Albeit subtly ending dormant friendships and feeling alone (and left out), I have come to realize that I’ve lost touch with my hermit self, too. I used to enjoy being alone. I used to travel to place where there is no crowd. I love walking with my solitude. But then again, the pandemic itself made all of us feel alone effortlessly. Despite embracing my introvert side and rejoicing the mandatory social distancing, I somehow craved for physical catch-ups, bonding over food and drinks, and most of all, my ultimate favorite – social gatherings at campsites as soon as the sun sets. Oh how I missed being with my humans outside of the house. Perhaps, this is what drove me to thinking that my old friends abandoned me? I’d like to contradict that, though. They’re living their own lives now. Maybe that’s what they think about me, too? Well, I don’t care anymore because I now fully grasp the idea that being alone is not being lonely. I have forged a strong relationship with myself. And I have met new people that I never knew I’d be able to do in a long time. I call them different names because they are more than friends to me. They’re my soul sisters, my angels, my tribe. I hold them dearly close to my heart.
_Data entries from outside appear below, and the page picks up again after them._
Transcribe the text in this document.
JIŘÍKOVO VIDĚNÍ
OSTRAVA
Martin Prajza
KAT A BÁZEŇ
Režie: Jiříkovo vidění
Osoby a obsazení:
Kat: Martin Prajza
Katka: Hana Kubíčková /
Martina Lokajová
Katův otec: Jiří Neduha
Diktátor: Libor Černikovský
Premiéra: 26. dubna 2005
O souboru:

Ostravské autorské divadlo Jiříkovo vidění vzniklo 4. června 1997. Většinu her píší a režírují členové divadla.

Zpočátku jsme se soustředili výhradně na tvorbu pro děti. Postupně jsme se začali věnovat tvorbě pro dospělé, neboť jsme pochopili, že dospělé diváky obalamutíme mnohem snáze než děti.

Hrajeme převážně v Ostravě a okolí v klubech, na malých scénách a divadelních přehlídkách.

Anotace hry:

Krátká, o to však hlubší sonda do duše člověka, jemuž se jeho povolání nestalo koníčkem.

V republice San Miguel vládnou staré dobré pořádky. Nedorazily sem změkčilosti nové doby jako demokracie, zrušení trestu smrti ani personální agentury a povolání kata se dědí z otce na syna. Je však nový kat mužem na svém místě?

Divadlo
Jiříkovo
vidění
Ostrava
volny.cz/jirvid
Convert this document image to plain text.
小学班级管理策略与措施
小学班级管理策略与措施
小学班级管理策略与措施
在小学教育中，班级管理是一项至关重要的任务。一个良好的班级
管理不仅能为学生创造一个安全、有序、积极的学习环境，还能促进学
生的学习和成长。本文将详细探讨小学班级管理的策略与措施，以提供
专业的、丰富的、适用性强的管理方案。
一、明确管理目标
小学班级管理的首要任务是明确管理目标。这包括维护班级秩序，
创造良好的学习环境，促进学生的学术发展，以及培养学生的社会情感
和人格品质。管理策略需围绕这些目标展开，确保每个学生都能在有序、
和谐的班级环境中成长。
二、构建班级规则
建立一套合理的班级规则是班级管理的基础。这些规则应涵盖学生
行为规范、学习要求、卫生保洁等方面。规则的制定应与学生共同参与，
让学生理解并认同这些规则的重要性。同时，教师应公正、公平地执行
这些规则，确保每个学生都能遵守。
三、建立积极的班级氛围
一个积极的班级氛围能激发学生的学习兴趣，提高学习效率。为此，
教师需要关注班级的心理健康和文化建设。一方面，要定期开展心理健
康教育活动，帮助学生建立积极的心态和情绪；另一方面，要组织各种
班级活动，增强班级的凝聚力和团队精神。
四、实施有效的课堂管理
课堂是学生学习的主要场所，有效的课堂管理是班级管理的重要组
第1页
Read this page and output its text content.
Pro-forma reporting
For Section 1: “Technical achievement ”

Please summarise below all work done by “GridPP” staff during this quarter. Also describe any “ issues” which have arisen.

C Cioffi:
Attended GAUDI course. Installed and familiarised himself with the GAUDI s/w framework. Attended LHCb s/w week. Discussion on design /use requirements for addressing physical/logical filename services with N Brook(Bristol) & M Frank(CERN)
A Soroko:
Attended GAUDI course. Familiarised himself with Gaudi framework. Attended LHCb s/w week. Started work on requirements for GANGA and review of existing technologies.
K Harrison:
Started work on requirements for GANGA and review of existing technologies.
Simply put that decluttering is making new space for new things, new people, that align with your highest good, that match your growth.

It was a long journey but I finally made peace with decluttering and letting go.

Looking back, the theme of my 2021 is most definitely about learning. I am grateful that I chose to continue experiencing life despite the broken pieces inside me because I got to meet and greet this version of me that I once just dreamed of. If I had given up long ago, I will never be able to experience the beauty of learning and growing out of misery, of wielding your despair into power, of blooming for the hundredth time and feel different in each moment. Despite all the little dark voices in my head bringing me down, here I am, writing this year-end essay, and telling whoever reads this that I am glad I am alive. I am grateful in spite of rough roads and shit storms that pass by every now and then.

In the end, life is life. And we are living it. We must live it.